Mme Michèle André, présidente. - D'autres l'ont remplacée et il y a eu des évolutions...
Mme Gisèle Printz. - Vous m'avez appris beaucoup de choses. C'est pire que ce que je croyais ! Vous avez renforcé ma détermination à lutter contre ces inégalités. Je constate néanmoins que les progrès sont parfois liés à des développements commerciaux pour l'habillement ou les équipements sportifs. Des progrès, il en reste à accomplir au Sénat aussi, où certaines collègues veulent toujours être appelées « Mme le sénateur ». La situation est-elle différente dans les autres pays ?

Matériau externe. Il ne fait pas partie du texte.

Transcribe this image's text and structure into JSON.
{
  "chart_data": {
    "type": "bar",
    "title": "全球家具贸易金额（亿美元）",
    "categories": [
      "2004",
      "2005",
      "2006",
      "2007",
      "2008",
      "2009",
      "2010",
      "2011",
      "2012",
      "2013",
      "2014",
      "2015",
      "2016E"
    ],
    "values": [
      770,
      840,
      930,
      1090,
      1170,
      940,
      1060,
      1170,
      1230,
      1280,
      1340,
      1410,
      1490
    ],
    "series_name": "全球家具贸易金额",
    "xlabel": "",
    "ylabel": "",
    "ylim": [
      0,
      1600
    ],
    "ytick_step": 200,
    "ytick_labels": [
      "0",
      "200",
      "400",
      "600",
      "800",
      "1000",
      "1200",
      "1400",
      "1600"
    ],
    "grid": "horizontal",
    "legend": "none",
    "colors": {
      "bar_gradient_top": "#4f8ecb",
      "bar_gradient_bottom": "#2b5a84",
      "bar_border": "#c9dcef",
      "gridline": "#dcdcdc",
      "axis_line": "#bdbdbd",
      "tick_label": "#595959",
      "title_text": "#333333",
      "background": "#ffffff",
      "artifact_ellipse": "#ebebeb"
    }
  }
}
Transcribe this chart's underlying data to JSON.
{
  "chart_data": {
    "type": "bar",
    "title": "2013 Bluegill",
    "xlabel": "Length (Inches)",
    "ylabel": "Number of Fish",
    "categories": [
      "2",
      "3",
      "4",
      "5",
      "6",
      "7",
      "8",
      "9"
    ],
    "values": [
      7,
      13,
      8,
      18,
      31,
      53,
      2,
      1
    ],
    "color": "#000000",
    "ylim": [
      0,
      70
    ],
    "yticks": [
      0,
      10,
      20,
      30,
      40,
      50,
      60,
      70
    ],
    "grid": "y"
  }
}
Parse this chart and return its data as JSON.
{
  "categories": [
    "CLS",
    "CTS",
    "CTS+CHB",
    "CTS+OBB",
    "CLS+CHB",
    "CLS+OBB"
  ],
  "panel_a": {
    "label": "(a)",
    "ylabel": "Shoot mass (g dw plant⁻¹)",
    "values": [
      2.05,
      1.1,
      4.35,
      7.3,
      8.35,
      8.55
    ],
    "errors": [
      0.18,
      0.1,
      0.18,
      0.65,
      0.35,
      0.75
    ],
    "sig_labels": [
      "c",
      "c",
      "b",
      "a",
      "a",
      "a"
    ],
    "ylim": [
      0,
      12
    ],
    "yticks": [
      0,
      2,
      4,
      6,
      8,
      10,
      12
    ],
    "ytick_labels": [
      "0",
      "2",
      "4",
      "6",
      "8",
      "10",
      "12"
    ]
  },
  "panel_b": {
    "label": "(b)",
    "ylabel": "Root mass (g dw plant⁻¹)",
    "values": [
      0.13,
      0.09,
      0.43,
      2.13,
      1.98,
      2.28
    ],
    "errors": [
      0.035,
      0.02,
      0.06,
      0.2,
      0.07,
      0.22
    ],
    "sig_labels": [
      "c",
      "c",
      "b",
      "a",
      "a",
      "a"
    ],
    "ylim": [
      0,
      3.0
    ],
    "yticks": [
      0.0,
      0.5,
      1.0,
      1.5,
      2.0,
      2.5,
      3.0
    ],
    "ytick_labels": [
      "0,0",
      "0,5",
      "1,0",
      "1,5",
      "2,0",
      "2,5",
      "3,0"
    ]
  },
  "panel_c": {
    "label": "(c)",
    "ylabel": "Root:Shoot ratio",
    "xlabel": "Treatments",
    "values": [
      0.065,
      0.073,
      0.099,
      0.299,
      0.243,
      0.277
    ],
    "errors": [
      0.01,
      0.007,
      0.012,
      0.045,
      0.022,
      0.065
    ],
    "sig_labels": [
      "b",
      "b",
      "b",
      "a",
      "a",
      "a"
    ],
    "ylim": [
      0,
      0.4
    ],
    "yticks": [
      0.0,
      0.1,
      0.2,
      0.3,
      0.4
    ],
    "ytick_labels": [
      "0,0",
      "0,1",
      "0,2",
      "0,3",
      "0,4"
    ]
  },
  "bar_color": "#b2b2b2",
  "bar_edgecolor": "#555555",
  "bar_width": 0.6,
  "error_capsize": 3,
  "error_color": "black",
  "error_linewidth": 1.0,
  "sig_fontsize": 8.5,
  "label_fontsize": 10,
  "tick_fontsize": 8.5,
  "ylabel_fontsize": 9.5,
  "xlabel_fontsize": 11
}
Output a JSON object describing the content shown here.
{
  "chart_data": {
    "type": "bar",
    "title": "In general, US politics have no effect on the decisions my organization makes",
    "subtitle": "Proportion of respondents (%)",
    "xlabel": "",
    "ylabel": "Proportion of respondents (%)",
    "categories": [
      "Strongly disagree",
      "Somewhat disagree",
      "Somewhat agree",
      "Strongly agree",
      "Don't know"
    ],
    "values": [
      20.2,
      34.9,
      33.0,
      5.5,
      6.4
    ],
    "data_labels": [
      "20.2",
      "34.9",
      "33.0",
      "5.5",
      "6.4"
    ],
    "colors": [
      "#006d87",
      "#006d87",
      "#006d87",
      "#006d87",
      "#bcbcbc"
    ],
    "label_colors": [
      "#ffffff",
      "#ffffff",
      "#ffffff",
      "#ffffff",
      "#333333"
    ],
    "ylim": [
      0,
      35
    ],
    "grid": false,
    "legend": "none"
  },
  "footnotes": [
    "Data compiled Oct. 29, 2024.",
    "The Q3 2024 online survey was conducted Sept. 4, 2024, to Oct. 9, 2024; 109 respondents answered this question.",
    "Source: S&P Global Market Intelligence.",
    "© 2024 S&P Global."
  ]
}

M. Thierry Terret. - On constate une corrélation assez forte entre la diminution du temps consacré aux tâches domestiques, la présence des femmes sur le marché du travail et la pratiques sportive ; cela se vérifie dans les pays scandinaves, en Angleterre et en Amérique. La France, qui se situait dans une position intermédiaire, tend à rejoindre le haut du tableau grâce à des initiatives politiques. L'Asie, avec sa culture patriarcale, reste à la traîne, de même que l'Afrique noire, où règne la culture machiste...
Mme Gisèle Printz. - Est-ce la religion ?
M. Thierry Terret. - L'animisme ne joue guère dans les relations hommes-femmes.
Mme Michèle André, présidente. - Je vous remercie pour cette communication.